Skills on Sunday - From D&D 5e Performance https://www.dndbeyond.com/compendium/rules/basic-rules/using-ability-scores#Performance
Performance is one of those skills in the rules as written that is still pretty much focused on a single class and situation. The main beneficiaries of this skill are bards, who use it when singing, dancing, telling stories, or otherwise entertaining a crowd.
What’s the most creative use you have seen of a Performance check in a game where you have been a player or a DM? What is the funniest result you’ve seen from a botched roll of this check?

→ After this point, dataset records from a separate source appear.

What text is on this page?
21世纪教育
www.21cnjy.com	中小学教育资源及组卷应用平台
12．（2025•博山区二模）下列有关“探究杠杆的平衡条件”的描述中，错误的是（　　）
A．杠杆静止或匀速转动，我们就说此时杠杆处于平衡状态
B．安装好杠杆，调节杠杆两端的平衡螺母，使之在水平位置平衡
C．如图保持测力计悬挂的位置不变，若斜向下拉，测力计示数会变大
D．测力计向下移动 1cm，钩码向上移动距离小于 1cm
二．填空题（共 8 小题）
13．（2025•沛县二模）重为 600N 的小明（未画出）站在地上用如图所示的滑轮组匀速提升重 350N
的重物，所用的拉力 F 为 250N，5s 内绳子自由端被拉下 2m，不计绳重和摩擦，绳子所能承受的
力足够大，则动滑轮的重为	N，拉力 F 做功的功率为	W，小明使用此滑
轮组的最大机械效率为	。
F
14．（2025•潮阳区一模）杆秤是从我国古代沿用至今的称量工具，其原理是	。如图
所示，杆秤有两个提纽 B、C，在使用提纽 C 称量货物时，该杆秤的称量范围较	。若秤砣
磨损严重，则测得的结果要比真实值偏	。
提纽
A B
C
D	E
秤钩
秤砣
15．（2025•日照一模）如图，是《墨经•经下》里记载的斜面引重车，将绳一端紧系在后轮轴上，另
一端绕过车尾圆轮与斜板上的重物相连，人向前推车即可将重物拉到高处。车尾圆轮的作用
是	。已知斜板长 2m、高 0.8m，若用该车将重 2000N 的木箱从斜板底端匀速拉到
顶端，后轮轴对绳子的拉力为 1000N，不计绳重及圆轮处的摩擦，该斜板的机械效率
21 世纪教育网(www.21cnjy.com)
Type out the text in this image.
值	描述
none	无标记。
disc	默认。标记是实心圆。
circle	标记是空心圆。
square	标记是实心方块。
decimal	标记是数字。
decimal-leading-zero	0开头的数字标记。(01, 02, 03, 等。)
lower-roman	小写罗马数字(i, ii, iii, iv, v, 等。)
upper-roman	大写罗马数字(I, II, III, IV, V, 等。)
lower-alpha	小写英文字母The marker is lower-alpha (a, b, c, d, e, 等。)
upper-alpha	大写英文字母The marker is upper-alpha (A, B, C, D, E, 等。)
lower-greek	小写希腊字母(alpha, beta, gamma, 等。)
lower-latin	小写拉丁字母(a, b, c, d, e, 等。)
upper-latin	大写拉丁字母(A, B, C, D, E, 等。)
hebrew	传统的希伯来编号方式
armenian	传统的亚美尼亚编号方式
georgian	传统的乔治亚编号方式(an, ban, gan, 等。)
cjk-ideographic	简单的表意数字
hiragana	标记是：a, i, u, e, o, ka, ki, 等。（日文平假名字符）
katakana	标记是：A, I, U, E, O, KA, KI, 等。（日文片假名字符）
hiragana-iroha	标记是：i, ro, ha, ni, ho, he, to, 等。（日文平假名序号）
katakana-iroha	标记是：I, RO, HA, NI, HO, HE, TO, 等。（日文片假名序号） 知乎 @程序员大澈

Skills on Sunday - From D&D 3.5. Compulsion: Compulsion changes the way the target's mind works; while charm makes the target friendly to the caster, compulsion makes the target obey the caster. https://www.dandwiki.com/wiki/SRD:Charm_and_Compulsion#Compulsion
I know this entry is listed as “Skills Sunday” but the intent of this weekly column is to highlight “skills, powers, feats, and abilities from versions of D&D, Pathfinder, and other RPGs. Compulsion is an ability or condition from 3.5 that forces another creature to obey. In 3.5, a creature under a spell like “Planar Binding” (from our Thursday entry) would be compelled to obedience.
What was the most creative use you can remember where compulsion was a factor in a game that you played? As a DM how do you rule compulsion when it applies to the players compelling NPCs to do something vs. NPCs compelling PCs to do something? Do you allow NPCs to compel PCs to actions the players don’t want to take, and vice versa? What are some of the problems that you think could arise if compulsion is used too liberally in a campaign?
Skills on Sunday - From D&D 3e. Heal: allows you to render first aid, give long-term care, treat wounds, treat poison, or treat disease. http://www.d20srd.org/srd/skills/heal.htm
We talked about rules changing from one edition to another in D&D over the years yesterday. And the Heal skill is a prime example of that. In 3e, Heal was a very crunchy check with lots of sub-categories and different kinds of bonuses and applications for various situations. All that is now rolled into the Medicine skill in 5e. Sometimes I think the simplification of rules can make the game a bit bland, and it can sometimes be useful as a player or DM to go back to the older versions and look at skills and see how they were worded.
As a DM, would you allow some version of the Heal skill to be ported to 5e? What would you say could be added to flesh out the Medicine skill that would not be game-breaking in 5e, at least at your table?
Skills on Sunday - From D&D 3.5. Crystal Shard: Deals 1d6 psionic damage to a target within 25 feet. http://www.d20srd.org/srd/psionic/powers/crystalShard.htm
This was one of the old psionic powers from D&D 3.5. It worked as a range touch attack and delivered psionic (read psychic) damage to an opponent. All of the psionic powers were based off of “power points” which is not exactly like spell slots or spell levels, but was a resource pool that psionicists used in those days. In the case of this effect, it used a single power point, and if you added more points to it, you could increase the damage by an additional 1d6 for every extra point added.